ABS has brought together leading companies in the Floating Production Storage and Offloading (FPSO) sector to address the safety challenges produced by a fleet where more than half of the ship type vessels are over 30 years old, and a quarter are over 40 years old.
The working group, consisting of Chevron, Shell Trading (U.S.) Company, Petrobras, MODEC and SBM as well as The Bahamas Maritime Authority (BMA), the Republic of the Marshall Islands (RMI) Registry, and the US Coast Guard 8th District, led by ABS has already seen the creation of five Joint Industry Projects (JIPs) aimed at using technology to tackle a range of FPSO safety issues.
JIPs will tackle composite materials repairs for offshore structures, life extension of wire ropes, gauging management software, applications of photogrammetry and 3D Lidar Laser Scanning, and the role of artificial intelligence in corrosion analysis.
“The offshore industry is faced with an evolving risk profile, with opportunities to enhance protocols and systems to address these risks. With almost 60% of the global operating fleet of FPSOs classed by ABS, we are committed to addressing these issues and ensuring the ABS-classed fleet remains the safest and best performing fleet in the world. The challenges surrounding maintenance and structural fitness of aging FPSOs is not just a Class concern; rather, it is an industry challenge that requires the involvement and cooperation of all of the industry players,” says Christopher J. Wiernicki, ABS Chairman, President and Chief Executive Officer.
“Protecting people and the environment, operating and executing with excellence and applying innovative technologies are the cornerstone of our business and that’s why we fully support this timely initiative from ABS,” says Maria Ximenes, Chevron Shipping, GM Marine Technical and Projects.

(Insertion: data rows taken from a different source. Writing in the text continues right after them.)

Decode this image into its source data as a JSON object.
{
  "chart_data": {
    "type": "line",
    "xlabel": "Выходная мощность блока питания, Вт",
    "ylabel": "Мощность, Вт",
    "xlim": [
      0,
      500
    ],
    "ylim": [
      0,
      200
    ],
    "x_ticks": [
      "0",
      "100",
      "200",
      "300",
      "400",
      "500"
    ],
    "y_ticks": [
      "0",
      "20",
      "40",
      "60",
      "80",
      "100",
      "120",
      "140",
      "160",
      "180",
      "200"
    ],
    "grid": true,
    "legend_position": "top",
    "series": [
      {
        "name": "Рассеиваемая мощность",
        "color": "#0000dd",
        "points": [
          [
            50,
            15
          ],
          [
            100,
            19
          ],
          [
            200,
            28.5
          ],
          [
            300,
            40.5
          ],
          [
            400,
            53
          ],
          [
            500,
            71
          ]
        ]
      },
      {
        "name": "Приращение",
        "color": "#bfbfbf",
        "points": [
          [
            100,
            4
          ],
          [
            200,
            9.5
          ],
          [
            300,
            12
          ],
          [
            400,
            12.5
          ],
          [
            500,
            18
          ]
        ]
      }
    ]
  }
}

“Safety underpins everything we do at Shell and we recognise that there are opportunities to proactively address risks within the FPSO fleet,” says Karrie Trauth, SVP Shipping & Maritime for Shell. “We’re proud to be working with ABS and this group of industry and government leaders to develop and deploy real solutions to the maritime safety challenges in this sector.”
“Structural Integrity is one of our main Process Safety Barriers and we all face the same challenges on aging units. It is of utmost importance and in everybody’s interest to share experience, knowledge, ideas and that we agree on a best way forward to maintain structural integrity in a safe and efficient manner. Therefore, we are fully committed to support and participate in this initiative,” says Ivar Houthuysen, SBM Assets Integrity Director.
“We should recognise that offshore production facilities, which have only 50-years history, are not identical to ships, which have already matured over 6,000-years. It is important to humbly learn how to maintain the integrity of our FPSOs for long design lives through ‘trial and error’ and continuously incorporate new learnings into future FPSOs, including Class rules,” says Koichi Matsumiya, Modec GM, Engineering and Deputy CTO.
“I applaud ABS for leading this initiative and facilitating discussion among industry leaders to enhance the safety of the worldwide FPSO fleet through sharing of best practices and consideration of advances in technology,” says Captain Matt Denning, U.S. Coast Guard Eighth District Outer Continental Shelf Officer in Charge, Marine Inspection.
“The RMI Registry looks forward to collaborating with owners/operators, the FPSO working group members, and other industry stakeholders in developing risk management solutions for the aging FPSO fleet. The Registry is also actively engaged in ensuring continued safe operations in the ever-evolving FPSO industry as part of our initiative towards quality, compliance, and value,” says Vice President, Technical – Offshore, Cosmin Bozenovici of International Registries, Inc., which provides administrative and technical support to the RMI Registry.
“This is an opportunity for all the stakeholders in the FPSO value chain to pool their knowledge, technical expertise and their resources to deliver better safety outcomes. We are proud to support this initiative as part of our commitment to quality, compliance and continuous improvement,” says Stephen Keenan, Head of Inspections & Surveys Department at The Bahamas Maritime Authority (BMA).
ABS has also developed its rules, with a significant number of changes applicable to FPSOs, both for existing units and for new facilities. These Rule changes are intended to address many of the risks related to aging FPSOs from both a design and a maintenance perspective.
A total of 55 FPSO units in the global fleet are reaching the end of their design life in the next 5 years, a further five already have life extension in place, with a further 19 currently being evaluated for life extension. The efforts of this working group will produce outcomes that assist with the evaluation and potential acceptance of life extension.
ABS classed the first FPSO vessel in US waters in 1978 and continues to lead safety and innovation with new technology that supports larger, more complex FPSOs operating in ultra-deep water and in the pre-salt region of Brazil.